We will start in the Republic of Slovenia and then head to the Republic of Croatia.
Both countries are emerging democracies with an irrepressible willingness to open themselves to the world and to look to the future, and Canada would like to encourage the brave political, economic and social changes they have started making in this regard.
Both countries are young States with an extremely rich history and heritage, and both have resolved to take the necessary steps toward reconciliation and reconstruction.
After years under the iron rule of communist dictatorships and a period of conflict that created numerous divisions and exclusions, these societies are working in the hope of restoring confidence, tolerance and stability in the entire region.
In a country like Croatia, which is recovering from a devastating war, solidarity and understanding are absolutely essential to building peace.

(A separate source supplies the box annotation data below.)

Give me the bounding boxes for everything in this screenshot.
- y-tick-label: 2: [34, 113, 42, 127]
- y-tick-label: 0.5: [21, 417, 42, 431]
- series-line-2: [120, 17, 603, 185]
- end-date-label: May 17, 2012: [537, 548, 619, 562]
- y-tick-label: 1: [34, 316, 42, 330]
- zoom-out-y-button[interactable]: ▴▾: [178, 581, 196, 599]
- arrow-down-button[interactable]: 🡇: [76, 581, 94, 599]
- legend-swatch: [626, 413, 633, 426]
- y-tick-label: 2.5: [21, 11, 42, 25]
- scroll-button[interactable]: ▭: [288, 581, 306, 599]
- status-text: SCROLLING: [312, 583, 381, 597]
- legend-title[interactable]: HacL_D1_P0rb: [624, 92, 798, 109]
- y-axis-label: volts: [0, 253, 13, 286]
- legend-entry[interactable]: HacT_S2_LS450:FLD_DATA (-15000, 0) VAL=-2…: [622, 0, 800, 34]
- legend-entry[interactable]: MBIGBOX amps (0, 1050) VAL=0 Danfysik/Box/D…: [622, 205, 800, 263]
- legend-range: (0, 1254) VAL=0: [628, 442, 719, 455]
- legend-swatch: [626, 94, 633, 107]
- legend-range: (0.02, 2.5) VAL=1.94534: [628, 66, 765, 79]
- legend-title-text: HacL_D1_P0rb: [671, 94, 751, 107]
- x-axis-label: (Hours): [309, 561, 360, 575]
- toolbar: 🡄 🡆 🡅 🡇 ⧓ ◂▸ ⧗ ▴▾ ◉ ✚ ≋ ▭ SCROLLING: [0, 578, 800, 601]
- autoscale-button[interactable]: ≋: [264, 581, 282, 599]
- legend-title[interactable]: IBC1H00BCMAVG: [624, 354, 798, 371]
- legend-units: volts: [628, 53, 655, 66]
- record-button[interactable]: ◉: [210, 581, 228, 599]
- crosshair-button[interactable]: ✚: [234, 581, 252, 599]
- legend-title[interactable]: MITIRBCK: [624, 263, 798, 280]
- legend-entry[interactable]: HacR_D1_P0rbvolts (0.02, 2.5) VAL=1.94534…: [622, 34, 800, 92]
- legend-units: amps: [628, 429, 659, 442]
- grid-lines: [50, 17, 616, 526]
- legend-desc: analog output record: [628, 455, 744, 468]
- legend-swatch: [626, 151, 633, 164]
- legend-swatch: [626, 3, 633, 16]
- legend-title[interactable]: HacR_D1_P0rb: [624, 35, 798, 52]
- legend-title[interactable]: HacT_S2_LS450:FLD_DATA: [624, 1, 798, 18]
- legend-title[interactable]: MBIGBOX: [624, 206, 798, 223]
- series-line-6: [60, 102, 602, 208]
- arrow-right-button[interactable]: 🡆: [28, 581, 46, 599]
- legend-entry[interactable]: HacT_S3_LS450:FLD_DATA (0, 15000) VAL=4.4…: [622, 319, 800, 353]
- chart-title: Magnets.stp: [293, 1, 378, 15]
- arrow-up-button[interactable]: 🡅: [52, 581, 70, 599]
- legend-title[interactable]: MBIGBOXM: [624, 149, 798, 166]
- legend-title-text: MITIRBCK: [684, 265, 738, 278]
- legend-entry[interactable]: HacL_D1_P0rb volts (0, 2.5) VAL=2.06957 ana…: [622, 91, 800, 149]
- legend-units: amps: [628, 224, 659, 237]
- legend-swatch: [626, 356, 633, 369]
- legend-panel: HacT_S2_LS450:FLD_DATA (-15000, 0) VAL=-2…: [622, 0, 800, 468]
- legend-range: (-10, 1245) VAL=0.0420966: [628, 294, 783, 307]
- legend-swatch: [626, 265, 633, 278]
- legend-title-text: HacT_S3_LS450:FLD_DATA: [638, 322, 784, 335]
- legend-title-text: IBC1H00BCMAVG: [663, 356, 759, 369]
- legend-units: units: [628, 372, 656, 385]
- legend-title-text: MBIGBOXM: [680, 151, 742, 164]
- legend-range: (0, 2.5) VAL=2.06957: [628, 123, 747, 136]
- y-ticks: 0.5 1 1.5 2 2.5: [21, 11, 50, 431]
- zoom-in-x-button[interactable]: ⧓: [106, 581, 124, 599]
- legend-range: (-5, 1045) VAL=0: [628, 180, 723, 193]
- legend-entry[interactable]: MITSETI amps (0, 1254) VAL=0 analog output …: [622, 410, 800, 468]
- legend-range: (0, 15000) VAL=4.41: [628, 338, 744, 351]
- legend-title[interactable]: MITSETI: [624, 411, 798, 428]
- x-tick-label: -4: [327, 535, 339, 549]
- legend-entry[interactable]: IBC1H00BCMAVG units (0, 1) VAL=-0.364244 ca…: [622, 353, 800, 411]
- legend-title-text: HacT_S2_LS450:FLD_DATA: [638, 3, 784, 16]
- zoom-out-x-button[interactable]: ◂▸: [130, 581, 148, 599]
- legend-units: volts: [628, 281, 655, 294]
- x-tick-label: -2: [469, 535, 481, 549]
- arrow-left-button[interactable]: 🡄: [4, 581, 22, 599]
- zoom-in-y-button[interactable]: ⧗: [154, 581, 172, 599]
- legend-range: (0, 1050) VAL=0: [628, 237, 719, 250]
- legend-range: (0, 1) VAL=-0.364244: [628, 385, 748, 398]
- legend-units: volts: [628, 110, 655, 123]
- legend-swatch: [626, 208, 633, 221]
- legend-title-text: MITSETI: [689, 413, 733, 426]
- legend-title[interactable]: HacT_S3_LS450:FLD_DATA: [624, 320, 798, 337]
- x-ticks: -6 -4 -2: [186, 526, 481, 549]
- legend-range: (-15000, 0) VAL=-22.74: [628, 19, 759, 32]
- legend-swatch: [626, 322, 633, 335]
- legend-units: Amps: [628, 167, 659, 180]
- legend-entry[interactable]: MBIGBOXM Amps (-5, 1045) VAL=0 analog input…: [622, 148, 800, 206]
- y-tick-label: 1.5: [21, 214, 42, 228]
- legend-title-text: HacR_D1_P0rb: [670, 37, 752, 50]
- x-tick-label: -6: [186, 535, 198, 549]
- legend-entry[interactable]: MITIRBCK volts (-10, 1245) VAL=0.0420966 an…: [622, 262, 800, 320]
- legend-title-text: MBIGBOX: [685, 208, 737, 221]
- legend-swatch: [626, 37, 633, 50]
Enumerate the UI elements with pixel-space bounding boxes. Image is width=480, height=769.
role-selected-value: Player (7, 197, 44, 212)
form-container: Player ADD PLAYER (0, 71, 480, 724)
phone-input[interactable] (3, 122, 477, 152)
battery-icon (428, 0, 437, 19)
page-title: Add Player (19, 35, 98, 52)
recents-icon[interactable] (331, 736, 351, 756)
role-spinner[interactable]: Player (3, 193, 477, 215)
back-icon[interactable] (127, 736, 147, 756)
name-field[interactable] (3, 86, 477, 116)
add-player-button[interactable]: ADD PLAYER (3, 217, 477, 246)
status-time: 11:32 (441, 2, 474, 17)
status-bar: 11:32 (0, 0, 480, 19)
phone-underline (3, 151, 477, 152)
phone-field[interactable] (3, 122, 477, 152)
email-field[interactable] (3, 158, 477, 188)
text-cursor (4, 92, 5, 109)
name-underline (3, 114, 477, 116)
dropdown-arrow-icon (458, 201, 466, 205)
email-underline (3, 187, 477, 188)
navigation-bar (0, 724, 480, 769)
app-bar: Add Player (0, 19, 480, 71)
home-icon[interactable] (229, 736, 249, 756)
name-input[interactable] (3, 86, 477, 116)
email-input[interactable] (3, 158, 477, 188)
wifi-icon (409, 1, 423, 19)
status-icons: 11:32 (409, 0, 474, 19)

A society cannot move forward if it focuses on hatred.
Moreover, I am absolutely delighted to have this opportunity to continue our trip to the Republic of Slovenia—which we unfortunately had to cut short in December 2008—and to reaffirm our commitment to strengthening the ties our two countries have established throughout history.
Afterward, my husband Jean-Daniel Lafond will be joining us in the Hellenic Republic—Greece—the cradle of democracy and beacon of the Olympic spirit.
We will visit Olympia, where the Olympic dream was born, and Athens, where we will take part in the ceremony to pass the Olympic flame to Canada in honour of the Olympic and Paralympic Winter Games taking place in February and March 2010.
This ceremony will help make the upcoming international gathering of sports and culture a reality, and it is with great emotion and enthusiasm that we look forward to this event.
We are also visiting Greece in a spirit of solidarity, as its population has suffered a great deal lately because of devastating wildfires and the fallout from the financial crisis.
Throughout our visit—which will take us from the Julian Alps to the banks of the Adriatic—we will be practising diplomacy at the human level; that is, will be meeting with the women, men and young people who are the backbone of these societies.
We will be meeting with leaders, of course, but also with people working in their communities, artists, thinkers, academics and those who ardently defend their heritage and culture; in short, people from all walks of life who will share their experiences with us.
We will then share their experiences with you here, in Canada, in part in the words of the members of our delegation through their blogs, which will be posted on our Citizen Voices Web site.
Tonight, I would like to thank the embassy representatives for their unfailing support in helping us plan and organize these State visits.
It is through arts and culture that people propel themselves through time, out into the world, into the imaginary and into the very real; it is a means of sharing a part of themselves and their spirit with others, of expressing their originality.
In this era of unprecedented openness, when we are asked to redefine the ties that bind us, I believe we need arts and culture more than ever to invent new ways of living together, establish a bond of solidarity and evoke a feeling of belonging in all of humanity.
I will now turn things over to the artists, whose presentations tonight are also invitations to explore the cultures we are so anxious to discover.